Advanced oxidation process for coke removal: A systematic study of hydrogen peroxide and OH-derived-Fenton radicals of a fouled zeolite

The regeneration process of a fouled catalyst typically involves treatments at high temperature which often cause irreversible damages on the catalyst's properties. In this work, Fenton chemistry-derived OH species, and H2O2, are proposed as oxidizing agents to reactivate a porous catalyst at mild conditions, below 100 degrees C. The chosen catalyst is a microporous ZSM-5 zeolite, which is a challenging candidate due to the mass transfer limitations with possible recombination of the hydroxyl radicals; thereby being an obstacle to oxidize organics occluded in the micropores. The organics deposition over a ZSM-5 zeolite during the D-glucose dehydration reaction was confirmed by a number of characterization techniques, which revealed a considerable decrease in the surface area, pore volume and acid site density in the fouled catalyst.
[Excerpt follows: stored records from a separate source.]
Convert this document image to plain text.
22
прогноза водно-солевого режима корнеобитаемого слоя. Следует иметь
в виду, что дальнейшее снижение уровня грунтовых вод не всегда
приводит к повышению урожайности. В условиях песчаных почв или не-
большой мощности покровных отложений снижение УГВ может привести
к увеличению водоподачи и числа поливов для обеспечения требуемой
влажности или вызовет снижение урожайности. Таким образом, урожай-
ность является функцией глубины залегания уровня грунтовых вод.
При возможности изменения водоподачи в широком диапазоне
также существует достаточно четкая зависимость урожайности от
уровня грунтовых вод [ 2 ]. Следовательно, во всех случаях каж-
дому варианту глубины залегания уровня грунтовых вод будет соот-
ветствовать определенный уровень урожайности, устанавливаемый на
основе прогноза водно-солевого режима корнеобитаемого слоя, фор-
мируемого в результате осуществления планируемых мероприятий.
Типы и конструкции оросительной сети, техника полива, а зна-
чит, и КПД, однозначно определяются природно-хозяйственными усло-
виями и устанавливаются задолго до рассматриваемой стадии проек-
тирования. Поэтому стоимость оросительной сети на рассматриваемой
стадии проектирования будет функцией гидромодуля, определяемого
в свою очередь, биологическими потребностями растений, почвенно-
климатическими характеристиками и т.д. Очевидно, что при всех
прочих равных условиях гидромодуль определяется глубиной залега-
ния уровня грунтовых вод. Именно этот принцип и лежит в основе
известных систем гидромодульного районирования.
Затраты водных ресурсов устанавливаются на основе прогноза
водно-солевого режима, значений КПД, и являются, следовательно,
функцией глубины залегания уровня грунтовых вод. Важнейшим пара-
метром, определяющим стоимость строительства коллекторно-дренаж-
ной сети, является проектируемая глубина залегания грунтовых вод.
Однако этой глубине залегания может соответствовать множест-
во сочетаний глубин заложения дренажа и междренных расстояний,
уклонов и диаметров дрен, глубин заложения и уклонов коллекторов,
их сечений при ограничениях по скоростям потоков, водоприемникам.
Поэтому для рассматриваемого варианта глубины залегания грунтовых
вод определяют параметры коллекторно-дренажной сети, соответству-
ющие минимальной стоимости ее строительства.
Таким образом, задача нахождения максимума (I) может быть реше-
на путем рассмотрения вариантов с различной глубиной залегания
By properly selecting the regeneration conditions, reactivation via Fenton or H2O2 was highly effective in terms of removal of the organics as well as recovery of the initial catalytic activity. The properties of the H2O2 treated-zeolite, the optimal treatment in this case study, were preserved with similar structural and textural features and improved acidity. Hot water extraction was ineffective to remove the humins from ZSM-5. Mechanistically, the presence of Fe impurities in the zeolite structure did not allow to discriminate between a homo, heterogeneous, or a direct H2O2 pathway, or a combination of them. The exhibited conversion by the regenerated zeolite was comparable to that of the fresh one.